While the Chinese authorities allow access to the web, the regime continues to censor sites that promote dissident views.

According to today's report from Amnesty, 54 people are now detained or imprisoned in China for internet-related activities, a rise of 60% in just over a year.

The report hits out at companies such as Microsoft, the US software giant whose founder Bill Gates learned yesterday that he would receive an honorary knighthood for "services to enterprise", for facilitating the monitoring and control of websites.

"All those detained for expressing peaceful opinions online are prisoners of conscience and should be released immediately and unconditionally," said the director of Amnesty International UK, Kate Allen.

"We also urge companies which have provided technology which might support this kind of surveillance and harassment to use their influence with the Chinese authorities.

"They should ask the Chinese government to permit freedom of expression and to release all those detained for internet-related offences in violation of their fundamental human rights," she added.

Other western companies named in the report include Cisco Systems, Nortel Networks, Websense and Sun Microsystems. Amnesty said it was "concerned that by selling such technologies the companies did not give adequate consideration to the human rights implications of their investments".

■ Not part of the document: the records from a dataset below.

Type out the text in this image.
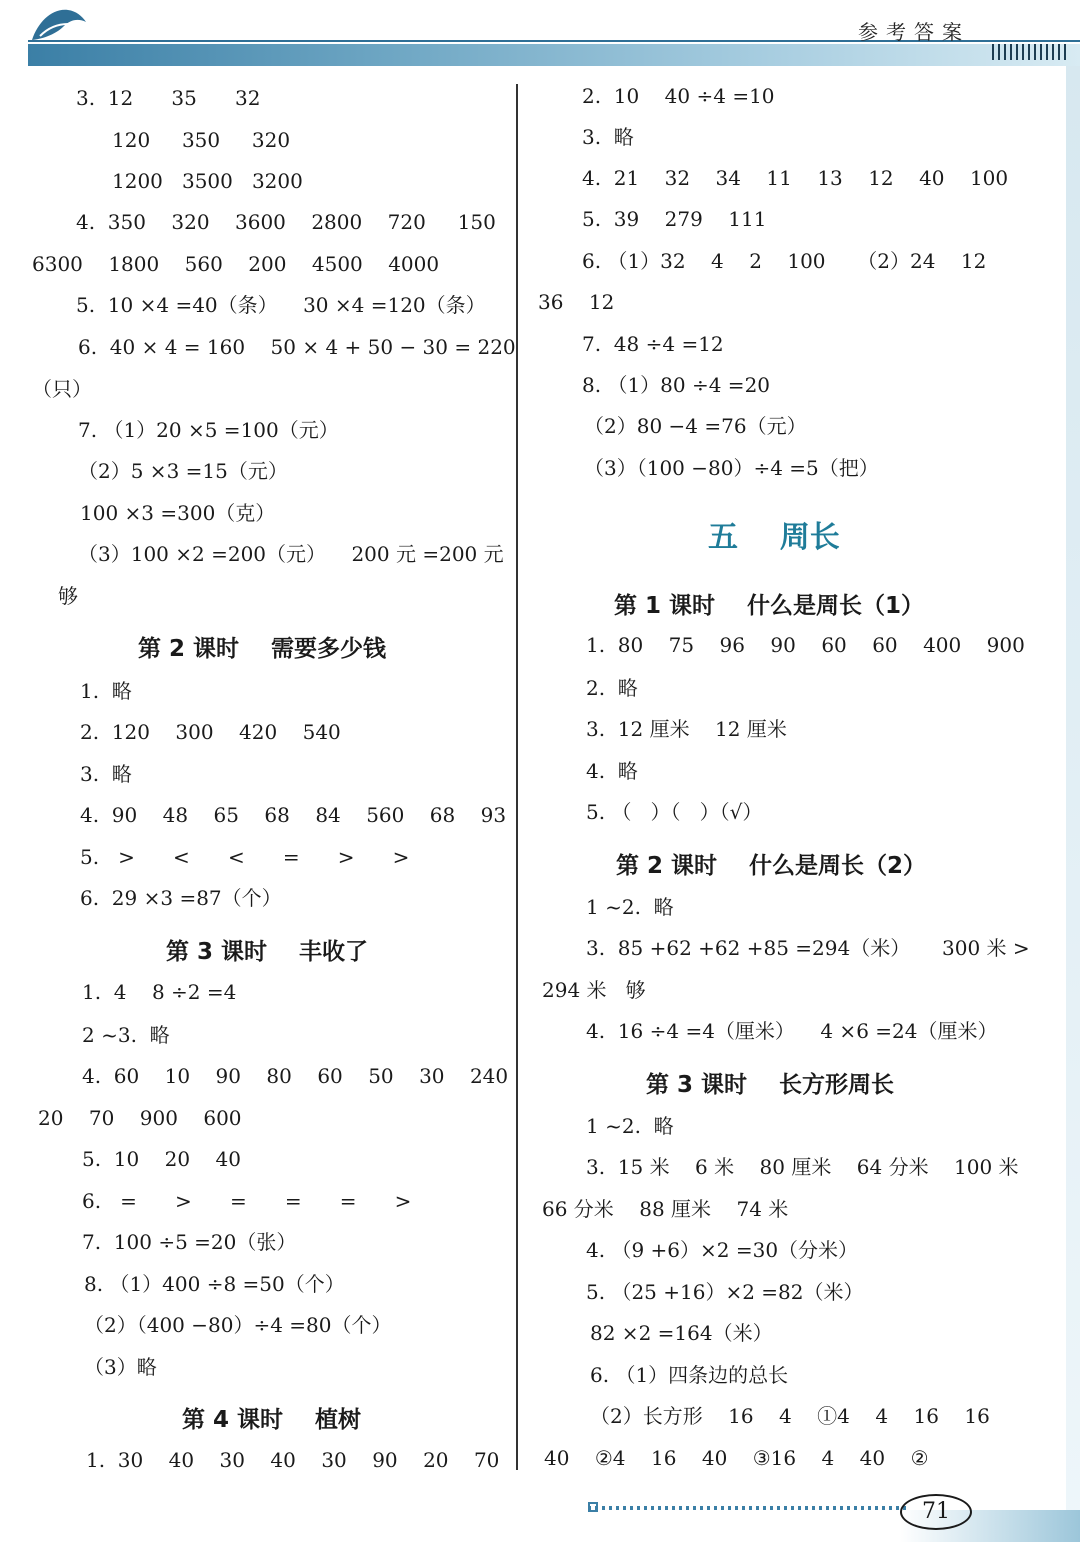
参考答案
3.  12      35      32
120     350     320
1200   3500   3200
4.  350    320    3600    2800    720     150
6300    1800    560    200    4500    4000
5.  10 ×4 =40（条）    30 ×4 =120（条）
6.  40 × 4 = 160    50 × 4 + 50 − 30 = 220
（只）
7. （1）20 ×5 =100（元）
（2）5 ×3 =15（元）
100 ×3 =300（克）
（3）100 ×2 =200（元）    200 元 =200 元
够
第 2 课时    需要多少钱
1.  略
2.  120    300    420    540
3.  略
4.  90    48    65    68    84    560    68    93
5.   >      <      <      =      >      >
6.  29 ×3 =87（个）
第 3 课时    丰收了
1.  4    8 ÷2 =4
2 ~3.  略
4.  60    10    90    80    60    50    30    240
20    70    900    600
5.  10    20    40
6.   =      >      =      =      =      >
7.  100 ÷5 =20（张）
8. （1）400 ÷8 =50（个）
（2）（400 −80）÷4 =80（个）
（3）略
第 4 课时    植树
1.  30    40    30    40    30    90    20    70
2.  10    40 ÷4 =10
3.  略
4.  21    32    34    11    13    12    40    100
5.  39    279    111
6. （1）32    4    2    100     （2）24    12
36    12
7.  48 ÷4 =12
8. （1）80 ÷4 =20
（2）80 −4 =76（元）
（3）（100 −80）÷4 =5（把）
五    周长
第 1 课时    什么是周长（1）
1.  80    75    96    90    60    60    400    900
2.  略
3.  12 厘米    12 厘米
4.  略
5. （   ）（   ）（√）
第 2 课时    什么是周长（2）
1 ~2.  略
3.  85 +62 +62 +85 =294（米）     300 米 >
294 米   够
4.  16 ÷4 =4（厘米）    4 ×6 =24（厘米）
第 3 课时    长方形周长
1 ~2.  略
3.  15 米    6 米    80 厘米    64 分米    100 米
66 分米    88 厘米    74 米
4. （9 +6）×2 =30（分米）
5. （25 +16）×2 =82（米）
82 ×2 =164（米）
6. （1）四条边的总长
（2）长方形    16    4    ①4    4    16    16
40    ②4    16    40    ③16    4    40    ②
71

Those imprisoned for internet-related offences have been accused of a variety of crimes including signing online petitions, calling for reform and an end to corruption, planning to set up a pro-democracy party, communicating with groups abroad and calling for a review of the 1989 Tiananmen Square crackdown on pro-democracy protestors.

Others have been imprisoned after being accused of spreading "rumours" about the severity of the Sars virus and protesting against the persecution of the Falun Gong spiritual movement.

For example, academic He Depu was prosecuted for "incitement to subvert state power" in October last year after publishing pro-democracy articles on the web and sent to prison for eight years.

Last year the Chinese authorities hit the headlines when they blocked access to search engine Google in a media clampdown ahead of the watershed 16th Party Congress, when President Jiang Zemin handed power to a new generation of leaders

Access to Google was blocked for two weeks when a link on the site was discovered to lead to a game called 'Slap the evil dictator Jiang Zemin'. Access was later restored, but with certain links blocked.

The BBC, which has had its site blocked in China for some time, drew attention to the growing problem last year when it disclosed that its World Service site in Vietnam had also been censored by the authorities.

China has the fastest growing internet community in the world, presenting the authorities with an ever growing problem in trying to control its expansion. According to official statistics there were 79.5 million internet users in China by December 2003, a rise of 34.5% in the past year.